SSDs Getting Faster, Smaller
As recent advances indicate, SSDs have only just begun to tap their enormous potential, with each successive generation promising to take on more responsibility in highly complex data environments.
But that doesn't mean SSDs are dead in the water, developmentally speaking. As recent advances indicate, SSDs have only just begun to tap their enormous potential, with each successive generation promising to take on more responsibility in highly complex data environments.
Many of the recent gains have centered around the I/O interface that connects the SSD to the wider world. SMART Modular Technologies, for example, recently launched an updated version of the XceedIOPS device with a 6 Gbps SATA interface that delivers up to 60,000 random IOPS and a sequential rate of 520 MBps. This is on a 1.8-inch form factor ranging from 50 to 400 GB.
And even as throughput is increasing, cross-platform interoperability is improving as well. The Open NAND Flash Interface (ONFI) working group recently published its 3.0 standard, effectively doubling NAND interface transfer rates to 400 MBps. The standard uses non-volatile DDR2 technology that will allow upcoming NAND controllers to either increase performance or maintain existing performance with half the channel count, lowering both the cost and footprint of future SSDs.

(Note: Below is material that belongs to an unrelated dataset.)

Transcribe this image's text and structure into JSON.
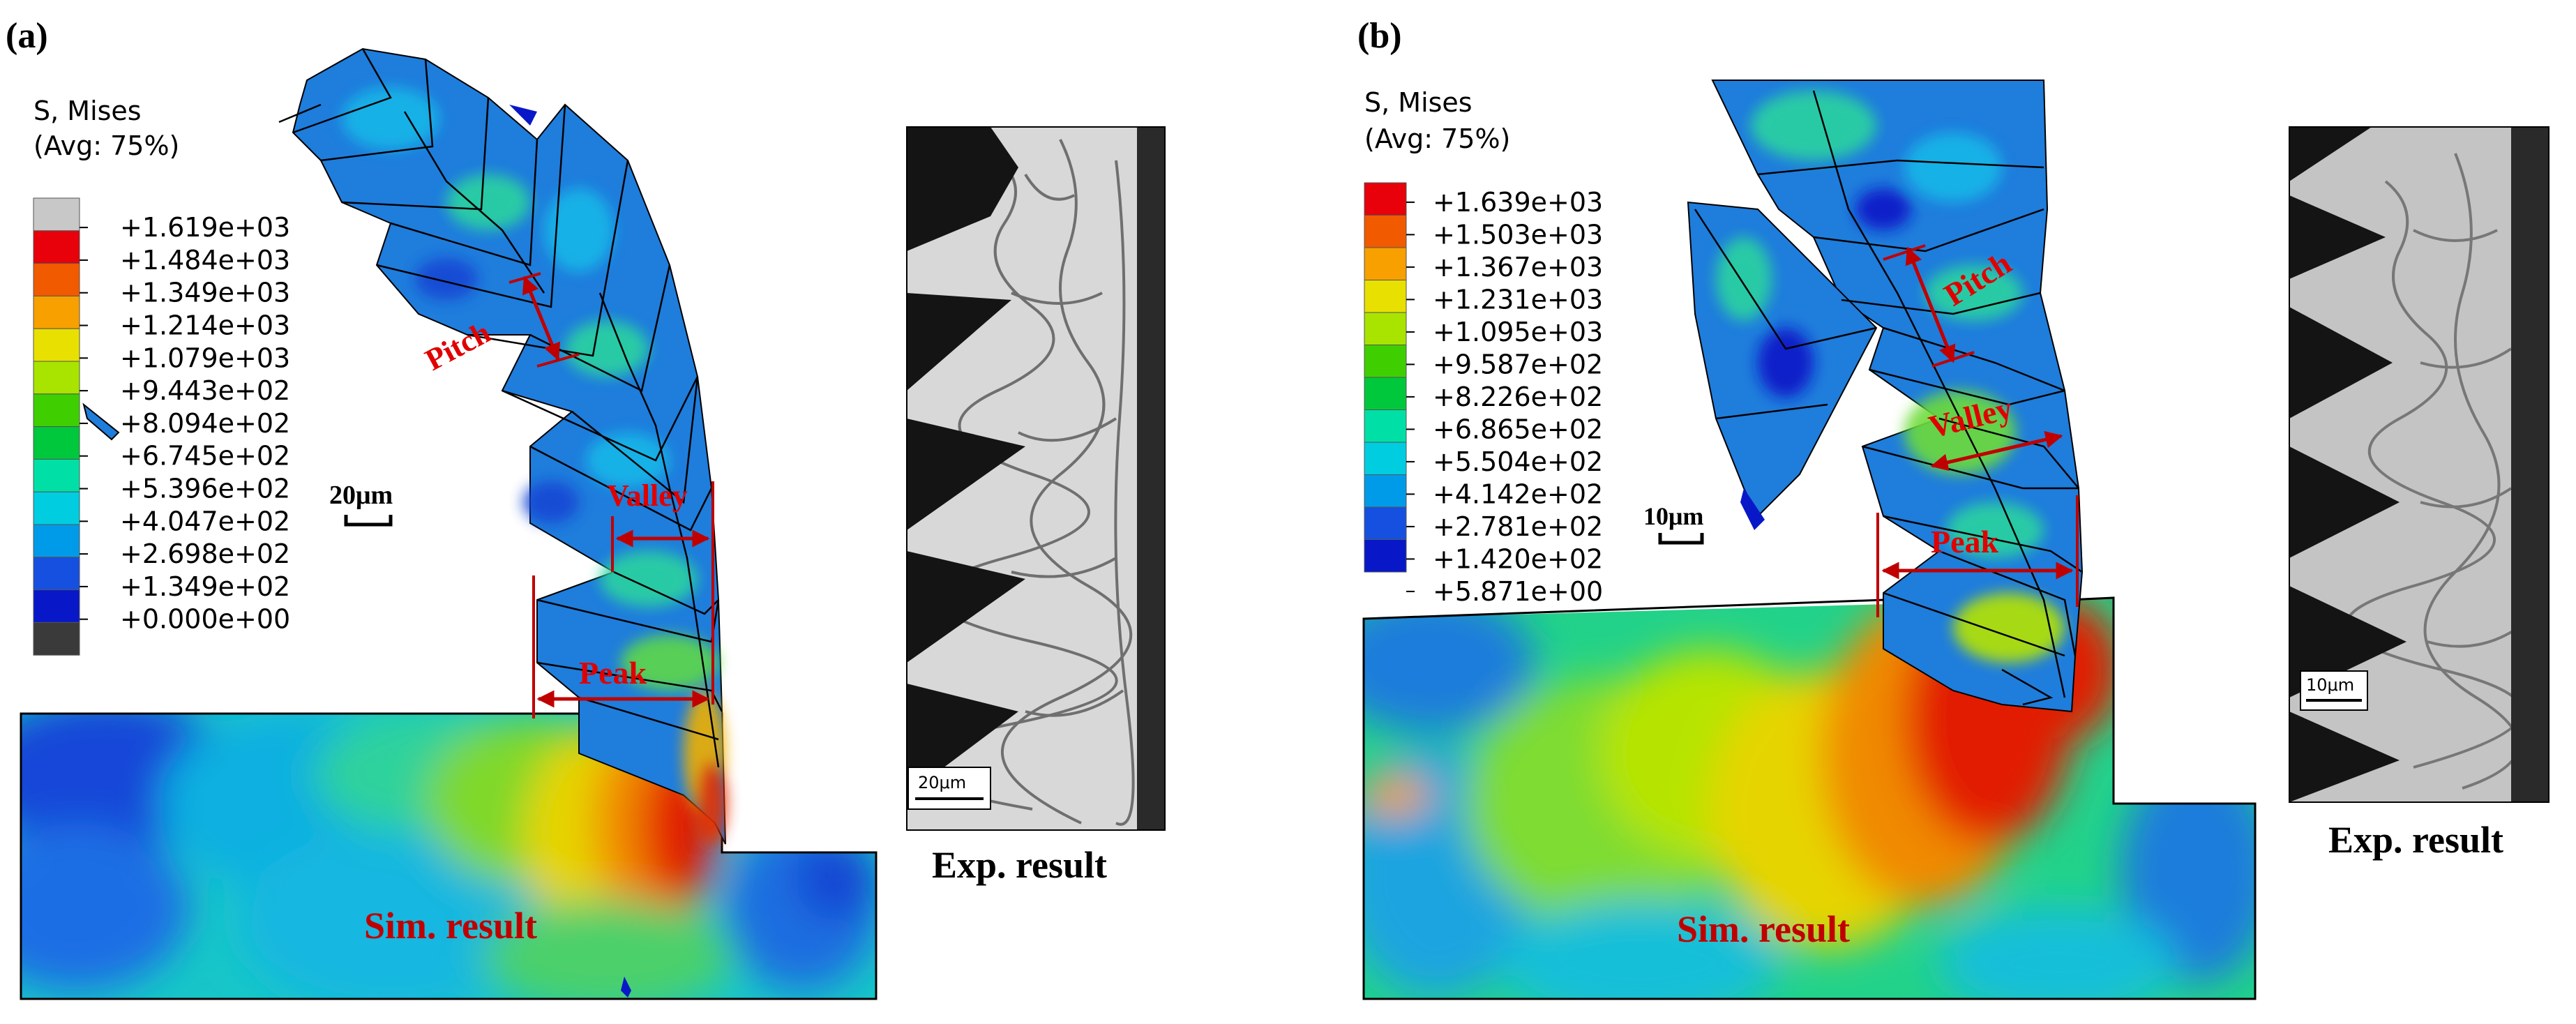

Action is also happening in Flash memory itself. Intel recently announced a new 25 nm device aimed largely at notebook and PC applications, where it will provide dramatically increased density at lower cost. The SSD 320 Series, as it is known, will range from 40 to 160 GB and supports the 3G SATA II interface to double sequential write speeds to 220 MBps.
That's not the end of the story, however, as Intel and Micron say they are preparing to release a 20 nm chip within the next month or so. The move would represent a significant improvement in Flash technology, essentially doubling densities at the chip level. However, we'll have to wait and see how well the companies overcome the significant engineering challenges when manufacturing circuitry that small -- literally, thicknesses measured in atoms. Expect to see some fairly advanced error correction and signal processing on a working device.
All this talk about advanced Flash architectures and high-speed interfaces almost makes it seem like today's cutting-edge technology is already on the way out. And in a way, it is. Despite the high upfront cost of SSDs today, their shelf-life is likely to be rather short. That's why it's probably best to reserve capital budgets for SSDs only where they are truly needed, say, in high-speed transactional or database environments.
There may come a time when SSDs can be comfortably deployed in more general-purpose settings, but that certainly won't be tomorrow.